HAMES Bed Bath used to be perceived as having better pricing than department stores. The perception shifted to it being overpriced unless you had a coupon.

The company used to be known for having the best selection, more than what you’d find in a department store or Target or Walmart.

Amazon took away “best assortment.” And then they said that they could get it to you in a day. Then, it just became about customer service and the shopping environment, and that might not be enough to be a compelling story.

GROSSFELD Until the day I left, the push was always to keep people going into the store. Being online is not the same as going up and down the aisles, and that is what made Bed Bath unique.

The current management has a complicated relationship with the coupon. Executives acknowledge that it is beloved by customers, but say the prior regime didn’t use it in a disciplined way. The chief executive, Mark J. Tritton, said during an investor presentation in October that the company is in the process of “honing down” its use.

Bed Bath & Beyond didn’t make any current executives available to talk about the coupon. In a statement, Joe Hartsig, the new chief merchandising officer, called it “a true icon” and “here to stay,” but that newer customers who shop online are less likely to use it. “Unlike in the past, we’re using data and analytics to offer unique deals on the items they love,” he said.

Former employees thought such criticism of their use of the coupon was overblown. They have no regrets about Big Blue and what it did for Bed Bath & Beyond.

LASKIN How does current management really feel about it? I guess ambivalent might be the best word I can come up with.

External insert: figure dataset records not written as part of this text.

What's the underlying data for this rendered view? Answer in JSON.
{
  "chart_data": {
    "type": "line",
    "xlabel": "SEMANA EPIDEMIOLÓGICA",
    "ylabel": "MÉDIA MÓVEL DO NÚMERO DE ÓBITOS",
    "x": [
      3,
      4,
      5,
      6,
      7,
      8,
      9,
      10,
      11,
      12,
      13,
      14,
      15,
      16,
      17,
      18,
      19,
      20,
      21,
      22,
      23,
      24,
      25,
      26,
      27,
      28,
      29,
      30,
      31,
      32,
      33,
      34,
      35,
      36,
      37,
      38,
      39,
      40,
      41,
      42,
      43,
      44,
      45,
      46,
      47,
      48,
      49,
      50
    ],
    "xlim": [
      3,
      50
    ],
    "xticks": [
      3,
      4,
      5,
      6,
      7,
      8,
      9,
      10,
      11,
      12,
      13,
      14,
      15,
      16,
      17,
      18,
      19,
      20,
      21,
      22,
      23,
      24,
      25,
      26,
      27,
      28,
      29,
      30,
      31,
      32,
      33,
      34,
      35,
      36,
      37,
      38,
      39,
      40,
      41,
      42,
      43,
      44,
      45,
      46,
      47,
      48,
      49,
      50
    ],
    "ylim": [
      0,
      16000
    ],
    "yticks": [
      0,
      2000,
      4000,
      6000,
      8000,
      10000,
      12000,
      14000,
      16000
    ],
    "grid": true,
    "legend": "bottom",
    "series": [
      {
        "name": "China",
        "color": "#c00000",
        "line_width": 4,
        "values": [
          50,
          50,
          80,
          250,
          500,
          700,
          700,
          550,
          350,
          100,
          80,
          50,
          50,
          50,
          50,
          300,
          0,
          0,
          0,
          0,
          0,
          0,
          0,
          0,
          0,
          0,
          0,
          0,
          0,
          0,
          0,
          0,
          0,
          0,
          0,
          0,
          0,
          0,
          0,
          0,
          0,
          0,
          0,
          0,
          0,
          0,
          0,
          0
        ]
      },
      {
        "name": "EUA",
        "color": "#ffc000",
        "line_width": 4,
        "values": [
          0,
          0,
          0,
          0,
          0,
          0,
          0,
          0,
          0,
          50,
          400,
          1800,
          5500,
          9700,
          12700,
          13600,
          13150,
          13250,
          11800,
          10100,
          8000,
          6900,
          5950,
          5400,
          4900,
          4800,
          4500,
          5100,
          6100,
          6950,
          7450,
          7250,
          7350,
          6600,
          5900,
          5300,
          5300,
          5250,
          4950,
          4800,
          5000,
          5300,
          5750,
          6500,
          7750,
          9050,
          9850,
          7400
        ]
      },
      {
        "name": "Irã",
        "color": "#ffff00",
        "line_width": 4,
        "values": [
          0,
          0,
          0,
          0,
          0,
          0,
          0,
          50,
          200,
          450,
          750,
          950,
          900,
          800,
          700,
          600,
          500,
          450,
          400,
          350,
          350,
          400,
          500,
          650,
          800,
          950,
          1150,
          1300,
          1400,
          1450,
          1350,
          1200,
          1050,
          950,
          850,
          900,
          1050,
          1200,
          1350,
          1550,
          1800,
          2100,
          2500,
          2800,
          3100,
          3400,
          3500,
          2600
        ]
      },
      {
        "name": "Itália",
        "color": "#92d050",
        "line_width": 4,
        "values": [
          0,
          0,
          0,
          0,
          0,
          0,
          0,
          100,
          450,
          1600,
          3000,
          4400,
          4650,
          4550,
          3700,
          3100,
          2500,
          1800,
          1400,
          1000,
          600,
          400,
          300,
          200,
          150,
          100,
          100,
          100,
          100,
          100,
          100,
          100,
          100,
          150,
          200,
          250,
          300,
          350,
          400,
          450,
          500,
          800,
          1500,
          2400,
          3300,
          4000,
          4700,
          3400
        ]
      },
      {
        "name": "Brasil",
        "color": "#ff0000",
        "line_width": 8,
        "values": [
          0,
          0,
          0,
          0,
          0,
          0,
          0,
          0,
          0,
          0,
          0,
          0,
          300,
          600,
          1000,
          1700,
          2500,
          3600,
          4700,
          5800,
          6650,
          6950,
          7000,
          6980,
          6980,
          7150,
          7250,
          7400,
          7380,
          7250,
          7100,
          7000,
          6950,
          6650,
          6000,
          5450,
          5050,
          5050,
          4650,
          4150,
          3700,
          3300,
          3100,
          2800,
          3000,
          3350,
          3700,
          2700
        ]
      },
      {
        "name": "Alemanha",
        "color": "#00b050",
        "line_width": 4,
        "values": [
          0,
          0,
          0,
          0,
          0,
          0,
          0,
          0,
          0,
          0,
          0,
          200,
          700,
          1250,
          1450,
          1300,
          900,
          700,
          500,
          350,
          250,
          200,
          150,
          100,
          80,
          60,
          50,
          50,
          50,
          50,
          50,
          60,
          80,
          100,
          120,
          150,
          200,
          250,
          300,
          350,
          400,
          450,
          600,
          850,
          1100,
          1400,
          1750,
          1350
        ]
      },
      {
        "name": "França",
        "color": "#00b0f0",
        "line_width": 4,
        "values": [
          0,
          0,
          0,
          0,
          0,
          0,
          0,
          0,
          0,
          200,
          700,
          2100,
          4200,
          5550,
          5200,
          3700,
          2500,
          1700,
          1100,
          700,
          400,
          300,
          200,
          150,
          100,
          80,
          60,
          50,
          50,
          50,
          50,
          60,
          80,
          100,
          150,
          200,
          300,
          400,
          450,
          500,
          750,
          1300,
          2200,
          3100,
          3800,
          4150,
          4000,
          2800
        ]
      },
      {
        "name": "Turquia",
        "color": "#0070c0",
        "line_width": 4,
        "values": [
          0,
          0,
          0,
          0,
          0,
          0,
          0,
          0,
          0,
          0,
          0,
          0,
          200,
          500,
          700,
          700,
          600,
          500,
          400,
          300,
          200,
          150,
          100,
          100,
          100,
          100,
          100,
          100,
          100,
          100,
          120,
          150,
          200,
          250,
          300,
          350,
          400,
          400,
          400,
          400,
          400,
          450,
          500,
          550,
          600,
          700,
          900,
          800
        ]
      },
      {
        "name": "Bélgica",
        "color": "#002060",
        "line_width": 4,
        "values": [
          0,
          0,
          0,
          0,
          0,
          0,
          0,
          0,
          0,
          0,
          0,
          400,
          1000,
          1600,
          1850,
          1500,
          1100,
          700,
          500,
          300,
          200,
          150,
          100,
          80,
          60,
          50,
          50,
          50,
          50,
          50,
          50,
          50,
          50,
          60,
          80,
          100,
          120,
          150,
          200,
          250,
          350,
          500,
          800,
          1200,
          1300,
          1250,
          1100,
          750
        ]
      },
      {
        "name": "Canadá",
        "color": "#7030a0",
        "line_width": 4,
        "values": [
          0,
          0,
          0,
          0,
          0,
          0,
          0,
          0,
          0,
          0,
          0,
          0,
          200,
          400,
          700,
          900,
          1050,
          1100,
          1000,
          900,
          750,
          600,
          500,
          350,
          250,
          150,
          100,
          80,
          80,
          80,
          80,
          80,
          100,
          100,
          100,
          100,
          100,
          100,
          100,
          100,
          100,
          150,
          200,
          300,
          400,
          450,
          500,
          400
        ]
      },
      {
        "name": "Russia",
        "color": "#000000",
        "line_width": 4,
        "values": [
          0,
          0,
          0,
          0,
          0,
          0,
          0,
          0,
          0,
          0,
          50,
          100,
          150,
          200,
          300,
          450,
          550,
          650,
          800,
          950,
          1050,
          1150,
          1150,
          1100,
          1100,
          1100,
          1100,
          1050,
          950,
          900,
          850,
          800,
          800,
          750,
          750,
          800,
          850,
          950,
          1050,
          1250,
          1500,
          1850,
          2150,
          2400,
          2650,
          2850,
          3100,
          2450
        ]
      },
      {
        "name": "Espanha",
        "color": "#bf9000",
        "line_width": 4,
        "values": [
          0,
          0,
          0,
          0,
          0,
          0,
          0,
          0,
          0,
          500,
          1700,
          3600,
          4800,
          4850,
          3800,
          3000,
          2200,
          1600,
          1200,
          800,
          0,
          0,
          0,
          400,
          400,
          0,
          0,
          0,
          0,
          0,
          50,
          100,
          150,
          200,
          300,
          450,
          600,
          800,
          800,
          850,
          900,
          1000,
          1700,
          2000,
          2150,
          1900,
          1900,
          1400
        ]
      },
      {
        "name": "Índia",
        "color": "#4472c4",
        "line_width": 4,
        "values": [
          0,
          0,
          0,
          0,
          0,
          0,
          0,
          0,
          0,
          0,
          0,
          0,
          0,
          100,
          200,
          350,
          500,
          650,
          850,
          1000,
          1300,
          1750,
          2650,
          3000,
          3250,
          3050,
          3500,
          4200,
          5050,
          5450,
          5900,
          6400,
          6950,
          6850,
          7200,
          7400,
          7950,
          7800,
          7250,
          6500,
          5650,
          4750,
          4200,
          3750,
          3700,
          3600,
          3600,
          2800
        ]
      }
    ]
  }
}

There’s so much positive brand equity from the coupon. Whatever financial struggle the company might be having, whatever trouble it’s in, consumers have love for the brand. But shareholders are asking about the coupon, and they can’t seem to get rid of it. They can’t break free of it.

WARREN EISENBERG There is nothing wrong with the coupon. That’s good if it’s in my obituary. It’s not saying anything bad about me.

If we were not using them right, that is something else — not doing a good job of knowing when and where to send them. But you don’t have to be a rocket scientist to figure that out.

LITTLE This wasn’t a fire hose. It was a well-tuned operation where you knew what you wanted, and we only turned the spigot on to give us what we wanted.

I made a clean break, and it’s always best to let the new team do what they do and not stick your fingers in because it is not yours anymore. There are fewer postcards, but they will find a place where they are comfortable.

But the secret was that this wasn’t television. That’s what set the stage and created the atmosphere for it all to happen. As Walmart and Target and Linens ‘n Things were doing things like TV, we went in our own direction.

At the end of the day, I’d do it again.